L'enrichissement rapide ( trop?) des uns se fera au détriment des populations locales et son appauvrissement là où le gaz serait exploité mais aussi aux alentours: pollution des terres, de l'air et de l'eau. Dans une période où l'argent manque, il manquera pour soigner, réparer, renverser ce qui peut l'être. L'argent manquera pour dépolluer, redonner vie aux terres mortes, pourvoir en eau ceux qui n'auront plus d'eau pour leurs plantations et leur vie quotidienne. Cela n'est pas une vision. C'est déjà une réalité en Bretagne avec d'autres polluants comme les phosphates.

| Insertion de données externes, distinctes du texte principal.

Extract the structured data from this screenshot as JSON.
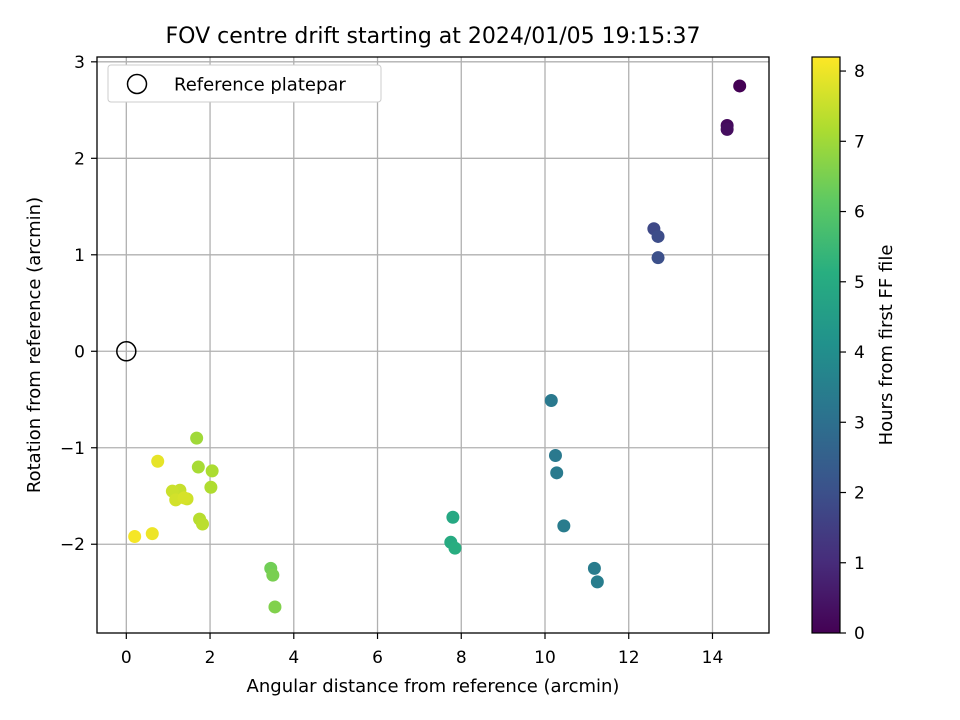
{
  "chart_data": {
    "type": "scatter",
    "title": "FOV centre drift starting at 2024/01/05 19:15:37",
    "xlabel": "Angular distance from reference (arcmin)",
    "ylabel": "Rotation from reference (arcmin)",
    "xlim": [
      -0.7,
      15.35
    ],
    "ylim": [
      -2.92,
      3.05
    ],
    "xticks": [
      0,
      2,
      4,
      6,
      8,
      10,
      12,
      14
    ],
    "yticks": [
      -2,
      -1,
      0,
      1,
      2,
      3
    ],
    "xtick_labels": [
      "0",
      "2",
      "4",
      "6",
      "8",
      "10",
      "12",
      "14"
    ],
    "ytick_labels": [
      "−2",
      "−1",
      "0",
      "1",
      "2",
      "3"
    ],
    "grid": true,
    "legend": {
      "position": "top-left",
      "entries": [
        "Reference platepar"
      ]
    },
    "reference_point": {
      "x": 0,
      "y": 0,
      "label": "Reference platepar"
    },
    "colorbar": {
      "label": "Hours from first FF file",
      "range": [
        0,
        8.2
      ],
      "ticks": [
        0,
        1,
        2,
        3,
        4,
        5,
        6,
        7,
        8
      ],
      "tick_labels": [
        "0",
        "1",
        "2",
        "3",
        "4",
        "5",
        "6",
        "7",
        "8"
      ],
      "colormap": "viridis"
    },
    "points": [
      {
        "x": 14.65,
        "y": 2.75,
        "hours": 0.0
      },
      {
        "x": 14.35,
        "y": 2.34,
        "hours": 0.2
      },
      {
        "x": 14.35,
        "y": 2.3,
        "hours": 0.3
      },
      {
        "x": 12.6,
        "y": 1.27,
        "hours": 1.8
      },
      {
        "x": 12.7,
        "y": 1.19,
        "hours": 1.9
      },
      {
        "x": 12.7,
        "y": 0.97,
        "hours": 2.0
      },
      {
        "x": 10.15,
        "y": -0.51,
        "hours": 3.3
      },
      {
        "x": 10.25,
        "y": -1.08,
        "hours": 3.3
      },
      {
        "x": 10.28,
        "y": -1.26,
        "hours": 3.35
      },
      {
        "x": 10.45,
        "y": -1.81,
        "hours": 3.4
      },
      {
        "x": 11.18,
        "y": -2.25,
        "hours": 3.4
      },
      {
        "x": 11.25,
        "y": -2.39,
        "hours": 3.45
      },
      {
        "x": 7.8,
        "y": -1.72,
        "hours": 4.9
      },
      {
        "x": 7.75,
        "y": -1.98,
        "hours": 5.0
      },
      {
        "x": 7.85,
        "y": -2.04,
        "hours": 5.1
      },
      {
        "x": 3.45,
        "y": -2.25,
        "hours": 6.4
      },
      {
        "x": 3.5,
        "y": -2.32,
        "hours": 6.5
      },
      {
        "x": 3.55,
        "y": -2.65,
        "hours": 6.6
      },
      {
        "x": 1.68,
        "y": -0.9,
        "hours": 7.0
      },
      {
        "x": 1.72,
        "y": -1.2,
        "hours": 7.1
      },
      {
        "x": 2.05,
        "y": -1.24,
        "hours": 7.15
      },
      {
        "x": 2.02,
        "y": -1.41,
        "hours": 7.2
      },
      {
        "x": 1.75,
        "y": -1.74,
        "hours": 7.3
      },
      {
        "x": 1.82,
        "y": -1.79,
        "hours": 7.35
      },
      {
        "x": 1.28,
        "y": -1.44,
        "hours": 7.5
      },
      {
        "x": 1.1,
        "y": -1.45,
        "hours": 7.55
      },
      {
        "x": 1.45,
        "y": -1.53,
        "hours": 7.6
      },
      {
        "x": 1.18,
        "y": -1.54,
        "hours": 7.65
      },
      {
        "x": 1.38,
        "y": -1.52,
        "hours": 7.7
      },
      {
        "x": 0.75,
        "y": -1.14,
        "hours": 7.9
      },
      {
        "x": 0.62,
        "y": -1.89,
        "hours": 8.0
      },
      {
        "x": 0.2,
        "y": -1.92,
        "hours": 8.1
      }
    ]
  }
}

Qui paiera pour les dégâts collatéraux d'une richesse dont la durée de vie est estimée au mieux à 50 ans et au pire à 30 ans soit moins de deux générations?
Une éventuelle censure de la loi pourrait remettre en cause l'annulation de certains permis et le blocage ou le rejet de certaines demandes, même si le gouvernement a assuré qu'il maintiendrait son opposition à l'exploitation des gaz de schiste.
En juillet 2011, au terme de plusieurs mois de mobilisation d'opposants notamment dans le sud de la France, le Parlement avait voté une loi interdisant la seule technique permettant actuellement d'exploiter les gaz de schiste, en raison des risques qu'elle présente pour l'environnement. Une interdiction confirmée ensuite par le président François Hollande. Mais une reculade n'est pas à exclure sous le poids d'une communication que Goliath mène face à David et sa petite fronde de pierre. Restez à viser juste et bien.